Doch hier draußen waren weit und breit weder Jogger noch Spaziergänger zu sehen und Rena genoss die Einsamkeit. Der weiche Waldboden unter ihren Füßen federte bei jedem Schritt. Die an lichten Stellen schräg durch die Bäume fallenden Sonnenstrahlen ließen die verschiedenen Farben der Waldvegetation aufleuchten und zeichneten komplizierte Muster aus Licht und Schatten. Nur die Geräusche der kleinen Waldtiere und Vögel, aufgeschreckt durch Renas Eindringen in ihr Reich, durchbrachen die Stille.
Erst als sie ihre Runde durch einen kleinen Umweg erweiterte, der noch etwas weiter in den Wald hinein und dann, nach einem größeren Bogen, wieder auf den Hauptweg zurückführte, sah Rena an einer langen Geraden einen einsamen Spaziergänger vor sich. Er ging so zügig in die gleiche Richtung, in die auch sie lief, dass es erstaunlich lange dauerte, bis sie ihn eingeholt hatte und an ihm vorbei war. Ein kurzer Seitenblick und ein freundliches »Guten Tag« von beiden Seiten und schon war Rena ein ganzes Stück weiter. Doch der kurze Blick hatte genügt. Rena war sich ziemlich sicher: Bei dem großen, schlanken Mann handelte es sich um Monas Vater, Herrn Dr. Griesser. Das schmale Gesicht, das dichte, dunkle Haar, bei ihm an manchen Stellen von grauen Strähnen durchzogen, und die freundlichen, blauen Augen brachten sie zu dieser Überzeugung. Nun, am Samstag in einer Woche würde sie es wissen, da sie sich soeben entschlossen hatte, Frau Griessers Einladung anzunehmen.
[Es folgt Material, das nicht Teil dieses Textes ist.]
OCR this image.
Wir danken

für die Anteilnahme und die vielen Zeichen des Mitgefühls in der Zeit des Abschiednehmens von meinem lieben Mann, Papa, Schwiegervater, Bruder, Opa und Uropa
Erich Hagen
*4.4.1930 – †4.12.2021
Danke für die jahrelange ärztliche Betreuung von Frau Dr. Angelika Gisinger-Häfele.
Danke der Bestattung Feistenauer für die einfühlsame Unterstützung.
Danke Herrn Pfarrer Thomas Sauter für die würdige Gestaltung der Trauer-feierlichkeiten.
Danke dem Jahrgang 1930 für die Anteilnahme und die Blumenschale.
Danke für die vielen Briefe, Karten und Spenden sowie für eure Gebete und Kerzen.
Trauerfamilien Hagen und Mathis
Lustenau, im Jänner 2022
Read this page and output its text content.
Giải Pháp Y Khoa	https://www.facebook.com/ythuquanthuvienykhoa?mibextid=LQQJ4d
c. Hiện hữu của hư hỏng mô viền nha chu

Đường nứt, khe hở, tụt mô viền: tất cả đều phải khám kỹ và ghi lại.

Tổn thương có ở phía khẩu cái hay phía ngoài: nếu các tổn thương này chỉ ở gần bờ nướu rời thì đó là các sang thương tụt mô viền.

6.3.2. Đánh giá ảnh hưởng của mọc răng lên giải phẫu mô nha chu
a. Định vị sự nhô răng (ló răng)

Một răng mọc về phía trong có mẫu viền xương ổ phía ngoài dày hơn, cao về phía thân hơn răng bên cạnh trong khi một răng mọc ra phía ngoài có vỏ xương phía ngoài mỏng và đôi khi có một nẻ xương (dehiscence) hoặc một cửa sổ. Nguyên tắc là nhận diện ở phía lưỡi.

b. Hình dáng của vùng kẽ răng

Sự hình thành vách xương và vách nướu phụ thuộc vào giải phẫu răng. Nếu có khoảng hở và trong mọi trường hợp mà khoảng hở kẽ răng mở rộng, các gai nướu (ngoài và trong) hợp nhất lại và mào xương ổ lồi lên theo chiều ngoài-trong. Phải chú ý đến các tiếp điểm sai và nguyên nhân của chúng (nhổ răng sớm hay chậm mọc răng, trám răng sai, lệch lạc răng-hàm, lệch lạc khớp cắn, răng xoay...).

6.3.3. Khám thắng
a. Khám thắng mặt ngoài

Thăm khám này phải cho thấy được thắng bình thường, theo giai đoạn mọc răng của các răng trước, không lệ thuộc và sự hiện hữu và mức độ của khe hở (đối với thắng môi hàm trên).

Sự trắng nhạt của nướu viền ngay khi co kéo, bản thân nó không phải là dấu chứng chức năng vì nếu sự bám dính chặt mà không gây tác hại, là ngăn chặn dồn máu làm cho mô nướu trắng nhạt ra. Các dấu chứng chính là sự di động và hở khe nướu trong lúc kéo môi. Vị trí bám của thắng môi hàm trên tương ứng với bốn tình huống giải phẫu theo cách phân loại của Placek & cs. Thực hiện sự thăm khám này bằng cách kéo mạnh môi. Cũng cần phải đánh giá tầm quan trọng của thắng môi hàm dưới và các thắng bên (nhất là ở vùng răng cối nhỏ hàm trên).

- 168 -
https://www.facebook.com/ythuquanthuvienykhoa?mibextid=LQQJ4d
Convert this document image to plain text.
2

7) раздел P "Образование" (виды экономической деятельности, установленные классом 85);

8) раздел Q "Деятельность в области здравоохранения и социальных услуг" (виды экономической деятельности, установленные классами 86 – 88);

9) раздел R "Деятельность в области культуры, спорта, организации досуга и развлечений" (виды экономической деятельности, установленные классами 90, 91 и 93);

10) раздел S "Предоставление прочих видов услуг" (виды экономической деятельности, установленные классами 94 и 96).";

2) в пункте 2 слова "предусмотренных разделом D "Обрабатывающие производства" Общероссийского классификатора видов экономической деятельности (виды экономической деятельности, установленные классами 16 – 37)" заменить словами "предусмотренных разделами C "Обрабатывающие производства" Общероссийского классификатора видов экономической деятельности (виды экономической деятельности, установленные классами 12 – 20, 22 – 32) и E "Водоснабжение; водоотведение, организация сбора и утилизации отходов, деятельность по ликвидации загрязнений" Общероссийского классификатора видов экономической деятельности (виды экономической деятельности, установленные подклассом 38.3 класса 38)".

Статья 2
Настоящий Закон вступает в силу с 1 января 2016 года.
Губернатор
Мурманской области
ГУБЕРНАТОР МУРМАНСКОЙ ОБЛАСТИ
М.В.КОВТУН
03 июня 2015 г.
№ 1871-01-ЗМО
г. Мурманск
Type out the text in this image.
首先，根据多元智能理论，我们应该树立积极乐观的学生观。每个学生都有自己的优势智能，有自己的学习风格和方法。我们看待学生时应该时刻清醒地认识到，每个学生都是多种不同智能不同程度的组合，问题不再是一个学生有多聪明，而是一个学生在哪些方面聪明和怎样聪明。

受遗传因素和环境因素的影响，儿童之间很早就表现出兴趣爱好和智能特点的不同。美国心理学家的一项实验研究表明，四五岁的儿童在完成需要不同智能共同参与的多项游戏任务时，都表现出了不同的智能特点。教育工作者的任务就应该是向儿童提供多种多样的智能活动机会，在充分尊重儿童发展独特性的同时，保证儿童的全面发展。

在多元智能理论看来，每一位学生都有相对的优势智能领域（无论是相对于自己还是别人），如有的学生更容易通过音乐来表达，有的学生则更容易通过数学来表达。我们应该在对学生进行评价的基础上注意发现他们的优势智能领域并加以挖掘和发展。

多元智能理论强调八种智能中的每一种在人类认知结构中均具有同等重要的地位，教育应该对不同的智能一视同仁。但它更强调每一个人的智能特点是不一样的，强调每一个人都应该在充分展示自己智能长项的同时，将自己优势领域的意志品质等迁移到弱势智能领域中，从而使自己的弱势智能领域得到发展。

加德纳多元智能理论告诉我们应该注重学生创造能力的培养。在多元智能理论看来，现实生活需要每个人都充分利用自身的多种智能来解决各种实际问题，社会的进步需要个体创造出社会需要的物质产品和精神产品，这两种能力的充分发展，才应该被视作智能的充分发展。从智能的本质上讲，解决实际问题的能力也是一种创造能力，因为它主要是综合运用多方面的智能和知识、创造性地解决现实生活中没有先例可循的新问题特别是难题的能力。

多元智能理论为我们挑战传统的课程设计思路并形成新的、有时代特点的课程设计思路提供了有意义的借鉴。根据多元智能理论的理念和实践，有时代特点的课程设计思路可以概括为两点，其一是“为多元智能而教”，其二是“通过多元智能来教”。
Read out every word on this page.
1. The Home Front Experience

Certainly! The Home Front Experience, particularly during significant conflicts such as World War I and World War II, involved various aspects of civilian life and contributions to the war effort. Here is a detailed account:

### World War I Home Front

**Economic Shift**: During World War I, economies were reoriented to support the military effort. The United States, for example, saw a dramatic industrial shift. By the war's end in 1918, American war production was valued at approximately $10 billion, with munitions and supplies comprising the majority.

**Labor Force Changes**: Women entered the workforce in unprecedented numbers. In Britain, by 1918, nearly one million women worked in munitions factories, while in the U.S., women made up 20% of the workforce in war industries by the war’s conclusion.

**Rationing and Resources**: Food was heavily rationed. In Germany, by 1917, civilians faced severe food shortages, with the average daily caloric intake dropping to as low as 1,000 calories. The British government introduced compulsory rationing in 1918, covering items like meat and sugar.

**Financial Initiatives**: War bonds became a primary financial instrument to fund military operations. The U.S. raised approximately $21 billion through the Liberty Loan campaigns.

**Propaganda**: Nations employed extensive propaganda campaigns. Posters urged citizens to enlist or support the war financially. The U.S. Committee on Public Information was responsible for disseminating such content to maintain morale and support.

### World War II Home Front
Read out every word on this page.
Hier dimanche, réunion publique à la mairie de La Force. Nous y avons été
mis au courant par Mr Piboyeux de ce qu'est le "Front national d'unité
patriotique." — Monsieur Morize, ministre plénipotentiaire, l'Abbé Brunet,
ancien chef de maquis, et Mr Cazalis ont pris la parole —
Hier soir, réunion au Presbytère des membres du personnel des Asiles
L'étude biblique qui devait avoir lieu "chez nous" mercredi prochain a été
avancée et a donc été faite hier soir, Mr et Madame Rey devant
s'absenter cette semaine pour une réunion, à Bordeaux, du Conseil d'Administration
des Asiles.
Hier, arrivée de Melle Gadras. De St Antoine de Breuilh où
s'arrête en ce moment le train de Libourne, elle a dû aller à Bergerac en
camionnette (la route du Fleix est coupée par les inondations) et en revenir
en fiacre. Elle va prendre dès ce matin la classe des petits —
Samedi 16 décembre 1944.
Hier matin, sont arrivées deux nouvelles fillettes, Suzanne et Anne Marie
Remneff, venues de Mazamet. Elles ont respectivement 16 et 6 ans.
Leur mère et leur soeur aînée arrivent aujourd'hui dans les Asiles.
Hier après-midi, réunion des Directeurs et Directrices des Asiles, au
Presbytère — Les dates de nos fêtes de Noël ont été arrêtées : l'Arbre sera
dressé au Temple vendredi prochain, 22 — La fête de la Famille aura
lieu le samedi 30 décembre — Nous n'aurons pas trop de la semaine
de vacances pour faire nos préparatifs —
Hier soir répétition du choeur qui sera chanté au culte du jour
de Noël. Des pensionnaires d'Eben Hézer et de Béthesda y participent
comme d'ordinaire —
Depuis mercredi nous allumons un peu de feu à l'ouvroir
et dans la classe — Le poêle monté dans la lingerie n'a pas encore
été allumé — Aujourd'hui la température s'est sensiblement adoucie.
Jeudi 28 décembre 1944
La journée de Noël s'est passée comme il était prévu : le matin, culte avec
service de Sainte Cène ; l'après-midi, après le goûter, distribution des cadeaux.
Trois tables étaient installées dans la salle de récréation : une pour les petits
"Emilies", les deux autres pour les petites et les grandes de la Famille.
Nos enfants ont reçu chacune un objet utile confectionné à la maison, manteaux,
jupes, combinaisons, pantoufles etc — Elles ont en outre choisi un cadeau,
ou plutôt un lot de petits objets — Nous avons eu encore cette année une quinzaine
Als Rena erschöpft zu Hause ankam, war der kleine Leonberger sichtlich beleidigt, so lange alleine gelassen worden zu sein. Eine Weile jammerte er herzerweichend vor sich hin, bis er sich von Renas Streicheln und zärtlichen Worten wieder besänftigen ließ. Sie setzte sich mit ihm in den Garten, wo er ohne Anstrengung ein bisschen im Gras herumtollen und Schmetterlinge jagen konnte.
Entspannt genoss Rena die Nachmittagssonne. So hatte sie sich ihr Leben vorgestellt: eine befriedigende Arbeit, keine Verpflichtungen und als Gefährten nur einen Hund. Irgendwann würde sie die noch fehlenden Möbel ergänzen müssen. Aber das hatte Zeit. Niemand drängte sie. Es war eine ideale Beschäftigung für einen Regentag.
Erst als es kühl wurde auf der Terrasse, rief sie Troop, der nach mehrmaliger Aufforderung folgte.